Protein domains required for PUMA function. (A) GFP-PUMA expression constructs. GFP was fused to the N terminus of the indicated fragments of PUMA cDNA. (B) GFP-PUMA constructs were transfected into 911 cells and visualized through the fluorescence of GFP. MitoTracker red dye was used to visualize mitochondria. The N150 construct devoid of the C-terminal 43 residues had a diffuse staining pattern that was distinct from GFP-PUMA or GFP-PUMAΔBH3. (C) DLD-1 cells were transfected with the indicated constructs and selected with geneticin for 2 weeks before staining with crystal violet. There was no difference in colony formation after transfection with PUMA-ΔBH3 compared with transfection with the empty vector (data not shown).

Figure 4

Biochemical changes during PUMA-induced apoptosis are Bax-dependent. (A) Cells with the indicated genotype were infected with Ad-PUMA or Ad-PUMAΔBH3 viruses, harvested at the indicated times, stained with CMXRos, and analyzed by flow cytometry to measure changes in mitochondrial membrane potential (Δψ).
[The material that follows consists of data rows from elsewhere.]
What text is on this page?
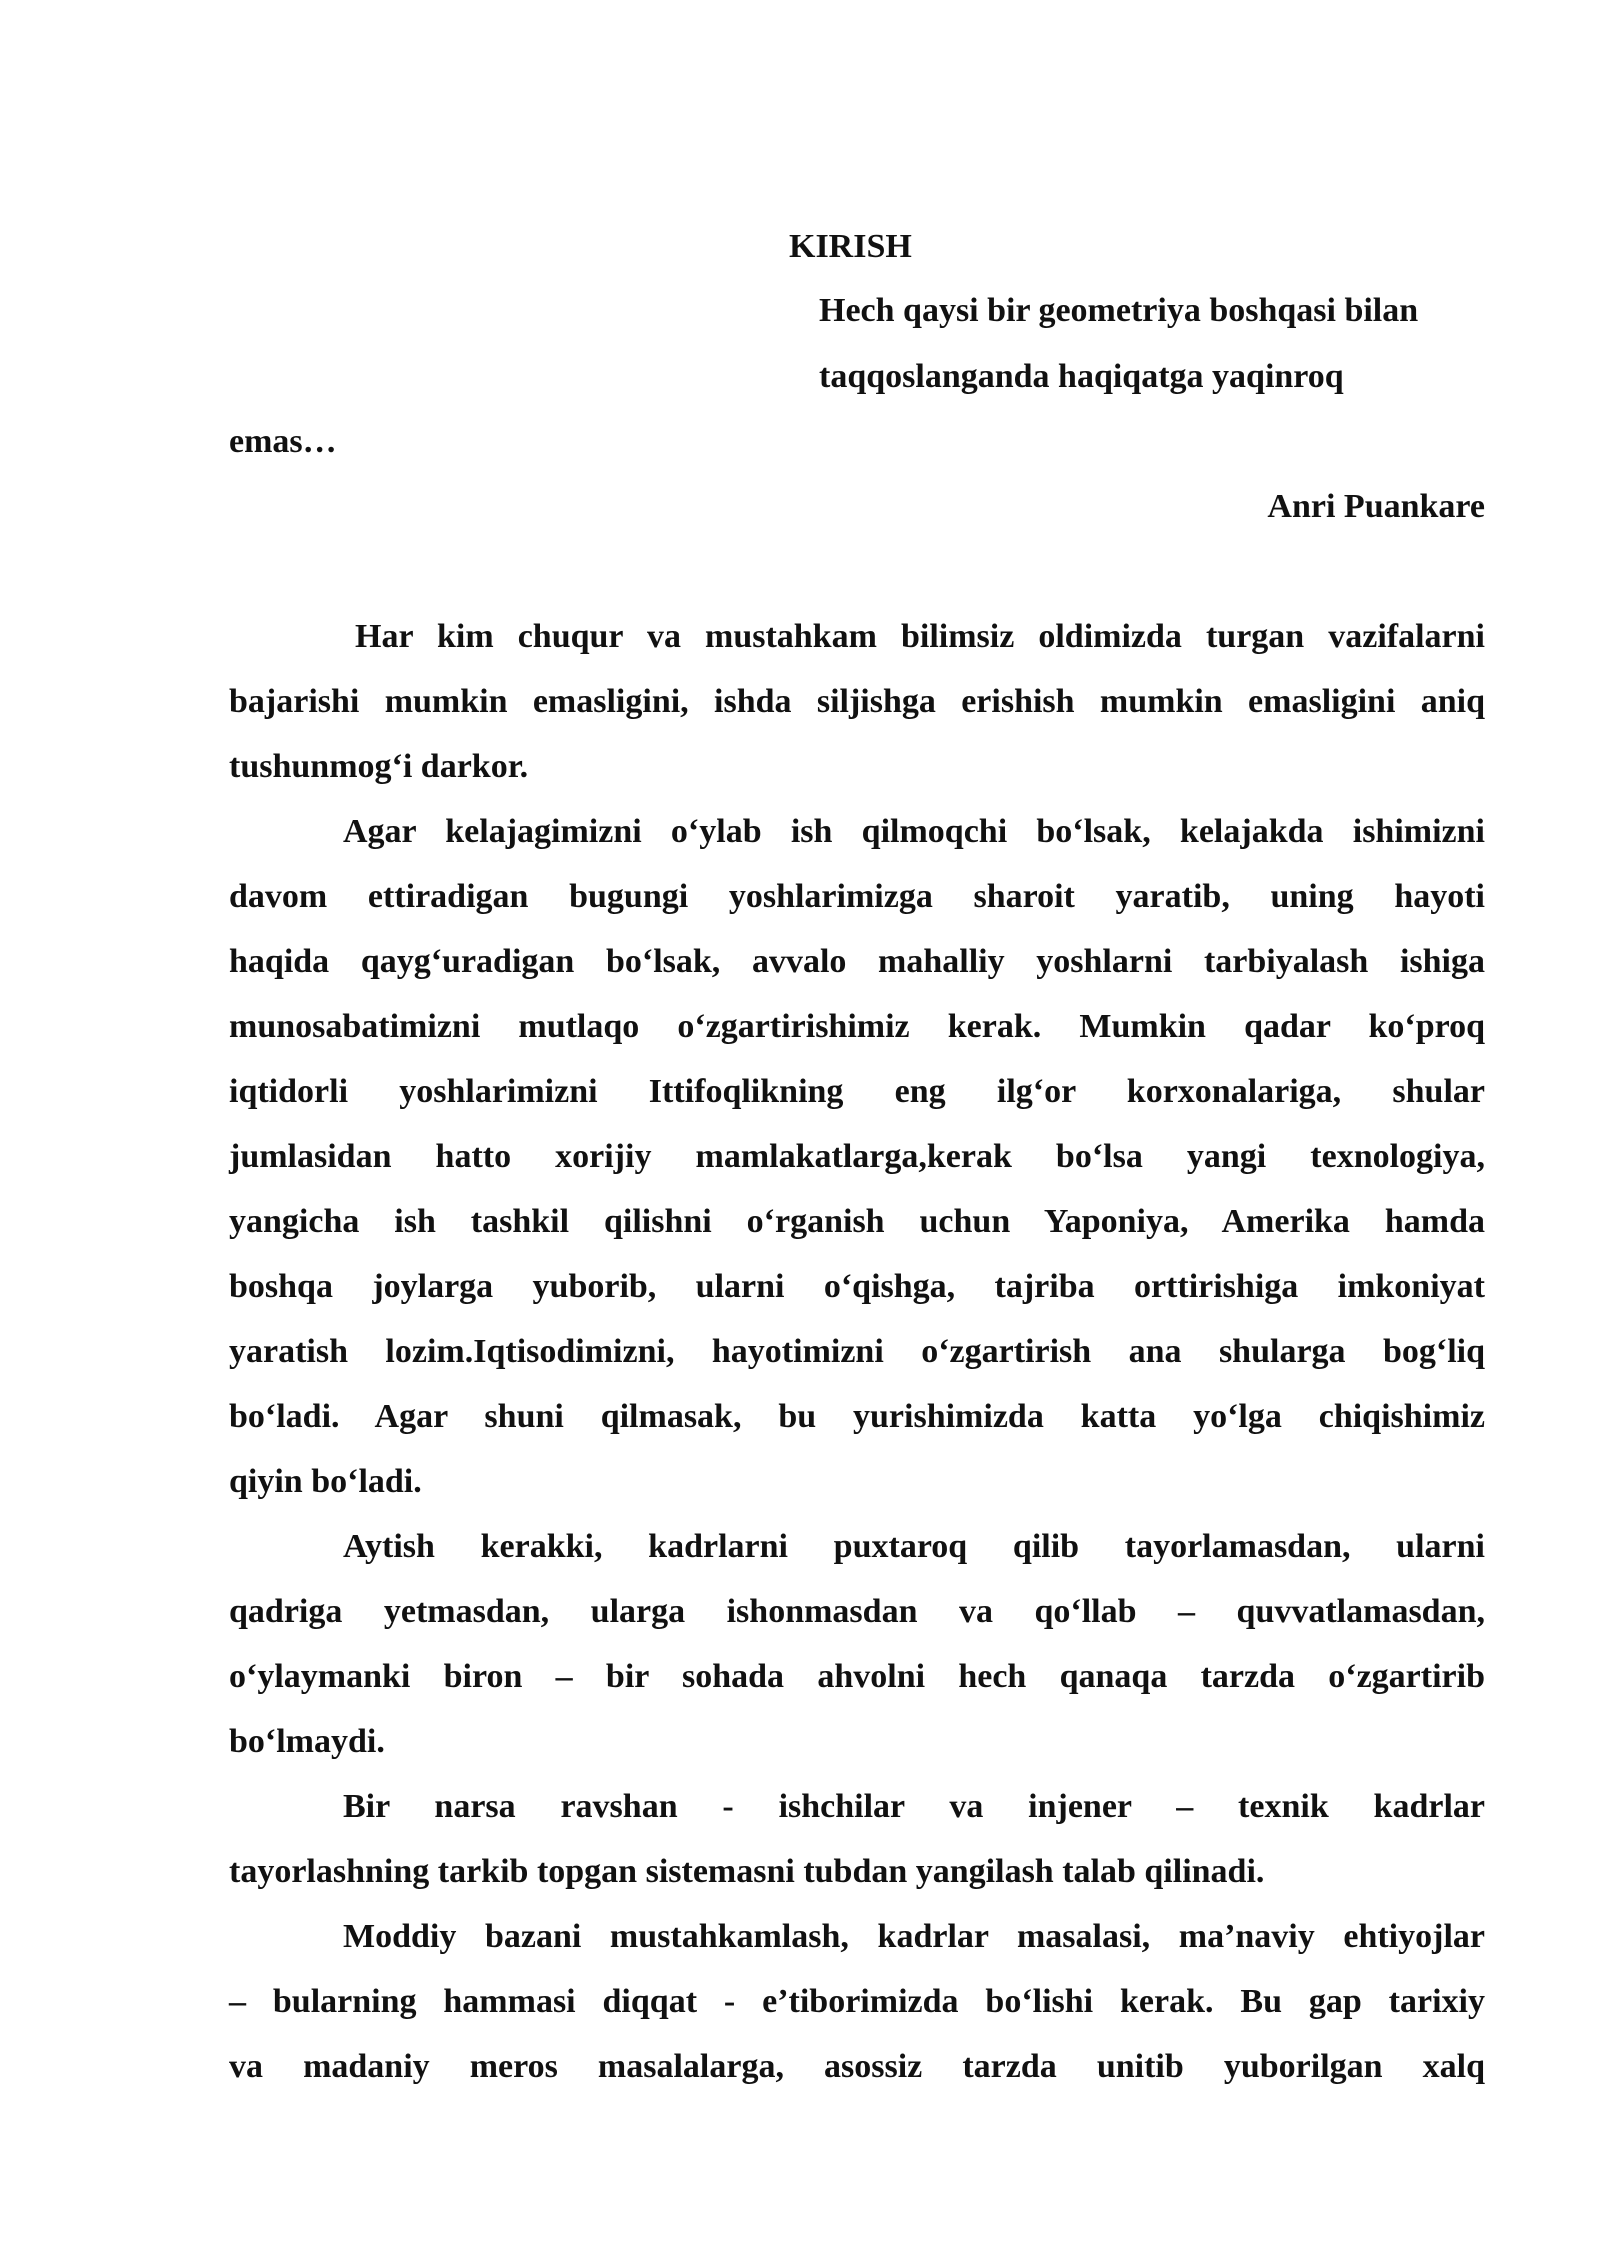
KIRISH
Hech qaysi bir geometriya boshqasi bilan
taqqoslanganda haqiqatga yaqinroq
emas…
Anri Puankare
Har kim chuqur va mustahkam bilimsiz oldimizda turgan vazifalarni
bajarishi mumkin emasligini, ishda siljishga erishish mumkin emasligini aniq
tushunmog‘i darkor.
Agar kelajagimizni o‘ylab ish qilmoqchi bo‘lsak, kelajakda ishimizni
davom ettiradigan bugungi yoshlarimizga sharoit yaratib, uning hayoti
haqida qayg‘uradigan bo‘lsak, avvalo mahalliy yoshlarni tarbiyalash ishiga
munosabatimizni mutlaqo o‘zgartirishimiz kerak. Mumkin qadar ko‘proq
iqtidorli yoshlarimizni Ittifoqlikning eng ilg‘or korxonalariga, shular
jumlasidan hatto xorijiy mamlakatlarga,kerak bo‘lsa yangi texnologiya,
yangicha ish tashkil qilishni o‘rganish uchun Yaponiya, Amerika hamda
boshqa joylarga yuborib, ularni o‘qishga, tajriba orttirishiga imkoniyat
yaratish lozim.Iqtisodimizni, hayotimizni o‘zgartirish ana shularga bog‘liq
bo‘ladi. Agar shuni qilmasak, bu yurishimizda katta yo‘lga chiqishimiz
qiyin bo‘ladi.
Aytish kerakki, kadrlarni puxtaroq qilib tayorlamasdan, ularni
qadriga yetmasdan, ularga ishonmasdan va qo‘llab – quvvatlamasdan,
o‘ylaymanki biron – bir sohada ahvolni hech qanaqa tarzda o‘zgartirib
bo‘lmaydi.
Bir narsa ravshan - ishchilar va injener – texnik kadrlar
tayorlashning tarkib topgan sistemasni tubdan yangilash talab qilinadi.
Moddiy bazani mustahkamlash, kadrlar masalasi, ma’naviy ehtiyojlar
– bularning hammasi diqqat - e’tiborimizda bo‘lishi kerak. Bu gap tarixiy
va madaniy meros masalalarga, asossiz tarzda unitib yuborilgan xalq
FL2 on the x axis reflects the intensity of the CMXRos signal. (B) Lysates from cells indicated genotypes infected with Ad-PUMA (wt) or Ad-PUMAΔBH3 (Δ) were analyzed by immunoblotting, using antibodies specific for the indicated proteins. The intact caspase 9 polypeptide is 46 kDa, whereas a degraded fragment of 37 kDa is detected in cells undergoing apoptosis. Tagged PUMA and PUMAΔBH3 proteins were detected by an antibody to HA. (C) DLD-1 cells were induced to express either PUMA or p53 in the presence or absence of the caspase inhibitor Z-VAD. At the indicated times, cells were assayed for apoptosis by fluorescence microscopy after staining with DAPI.

Figure 5

BAX deficiency rescues PUMA-induced apoptosis. (A) Mitochondrial and cytosolic fractions were prepared from DLD-1 cells in which PUMA had been induced by the removal of doxycycline. The fractions were analyzed by immunoblotting with antibodies to the indicated proteins. Cox IV and α-tubulin provided controls for the fractionation. (B) DLD-1 cells in which PUMA had been induced were cross-linked before subcellular fractionation and subjected to immunoblotting with an antibody to Bax. Bax monomers (1X) and multimers (2X–4X) are indicated. (C) Clones with various BAX genotypes were infected with Ad-PUMA (wt) or Ad-PUMAΔBH3 (Δ) for 48 h and the fraction of apoptosis was assessed by fluorescence microscopy of DAPI-stained cells. (D) HCT116 clones with the indicated BAX genotypes were infected with Ad-PUMA (wt) or Ad-PUMAΔBH3 (Δ) for 48 h then diluted into 12-well plates. Colonies were stained with crystal violet 10–14 days later. (E) Model of p53 function during tumorigenesis. As tumors progress to malignancy, they accumulate DNA damage (1). They also outgrow their blood supply, resulting in hypoxia of large regions of the tumors (31). The DNA damage and/or hypoxia activate p53, which transcriptionally activates several genes, including p21, 14-3-3σ, PUMA, and, in some cases, BAX. The cells either arrest or enter into apoptosis, depending on which of the two arms of the pathway is predominant in the particular cell type and microenvironment. Cells with a mutant p53 gene would have a selective growth advantage in either case, because both growth arrest and apoptosis would be diminished in such mutant cells. Although many other genes are induced by p53 (7), the ones included in the model have all been shown to be essential for the indicated downstream effects through gene-targeting experiments in mammalian cells.